As if Galahad sensed her, he looked up, and as always Vee lost herself in his emotive green eyes for a moment. “And where, pray tell, are our twins?” Because of course she would be cursed with twins. Without thinking, she moved her hand to her distended belly, and she sighed, wondering if the enormous size of it so early in her pregnancy already confirmed that a second set was nestled inside. Her own fault, she supposed, for always wanting a house full of children to love. When she wished that, she forgot to stipulate to fate that she hadn’t intended to have them all at once, but such was life.
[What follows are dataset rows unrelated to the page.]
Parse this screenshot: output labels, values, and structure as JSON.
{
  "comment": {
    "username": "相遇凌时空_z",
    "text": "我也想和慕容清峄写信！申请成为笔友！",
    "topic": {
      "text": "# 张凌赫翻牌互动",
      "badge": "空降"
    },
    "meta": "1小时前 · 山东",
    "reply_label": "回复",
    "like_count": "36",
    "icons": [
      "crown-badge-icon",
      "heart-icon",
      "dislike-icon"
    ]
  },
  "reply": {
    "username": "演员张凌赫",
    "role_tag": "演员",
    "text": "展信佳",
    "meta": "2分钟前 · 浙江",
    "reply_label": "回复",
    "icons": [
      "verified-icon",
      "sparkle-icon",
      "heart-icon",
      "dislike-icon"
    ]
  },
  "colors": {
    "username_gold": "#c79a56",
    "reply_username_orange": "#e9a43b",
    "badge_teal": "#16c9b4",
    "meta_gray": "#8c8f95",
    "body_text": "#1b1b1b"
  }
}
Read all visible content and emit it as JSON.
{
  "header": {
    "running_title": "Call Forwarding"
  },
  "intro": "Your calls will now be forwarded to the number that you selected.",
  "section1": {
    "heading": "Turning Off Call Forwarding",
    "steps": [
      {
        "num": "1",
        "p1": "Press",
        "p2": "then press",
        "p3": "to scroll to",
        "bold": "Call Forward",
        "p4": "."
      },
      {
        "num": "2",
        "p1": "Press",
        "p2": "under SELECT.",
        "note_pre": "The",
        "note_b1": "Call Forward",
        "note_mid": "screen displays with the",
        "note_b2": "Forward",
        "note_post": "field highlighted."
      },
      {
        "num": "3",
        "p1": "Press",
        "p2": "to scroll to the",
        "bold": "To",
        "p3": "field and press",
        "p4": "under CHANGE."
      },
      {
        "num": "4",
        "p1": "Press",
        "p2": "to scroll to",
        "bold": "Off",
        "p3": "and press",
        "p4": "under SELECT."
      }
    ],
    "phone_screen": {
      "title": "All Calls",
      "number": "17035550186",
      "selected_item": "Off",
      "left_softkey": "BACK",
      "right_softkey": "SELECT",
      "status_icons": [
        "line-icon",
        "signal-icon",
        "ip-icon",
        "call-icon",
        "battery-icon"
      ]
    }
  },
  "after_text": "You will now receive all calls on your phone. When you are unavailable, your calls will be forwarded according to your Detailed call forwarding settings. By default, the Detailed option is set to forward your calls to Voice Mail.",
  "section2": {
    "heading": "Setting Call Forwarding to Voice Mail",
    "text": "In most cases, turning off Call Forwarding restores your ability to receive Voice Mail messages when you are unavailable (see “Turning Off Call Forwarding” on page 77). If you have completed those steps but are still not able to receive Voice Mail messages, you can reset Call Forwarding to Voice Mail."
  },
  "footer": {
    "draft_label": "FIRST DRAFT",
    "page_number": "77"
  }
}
Nobody could plan for every eventuality. Not even Galahad.
“In the carriage. Playing cards with all their cousins and the Claypoles.”
“And you thought that was wise? Leaving impressionable minds with them?”
He shrugged, chuckling, the silky sound of it still giving her wayward body ideas after five years of marriage. “I think you’re over-estimating our darling daughters’ abilities to cause mayhem in a confined space and under-estimating Tommy Claypole’s abilities to outwit them.”
“I wouldn’t trust our two troublesome little girls as far as I could throw them. But then again I wouldn’t trust the Claypoles, either.” Not that she could throw a Claypole nowadays. The pair had grown like beanstalks, and after years of working at The Den and The Round Table, they had ceased being gangly and were now both built like brick walls.
“Are you ready to go?”
Vee took his arm and stared at the exciting horizon ahead rather than back at her past. But she couldn’t resist one last peek at where the Merriwell sisters had come from. One last look at the shabby streets and all the flotsam and jetsam they were once a part of. As a tear pricked her eye, she swiped it away, proud of how far they had come. Of all that they had overcome to get to where they were now.
“I’m ready, Galahad.” She smiled at Minerva and Diana, not only her sisters, but the two women in the world who she most admired. “It’s time to turn this page and say goodbye.”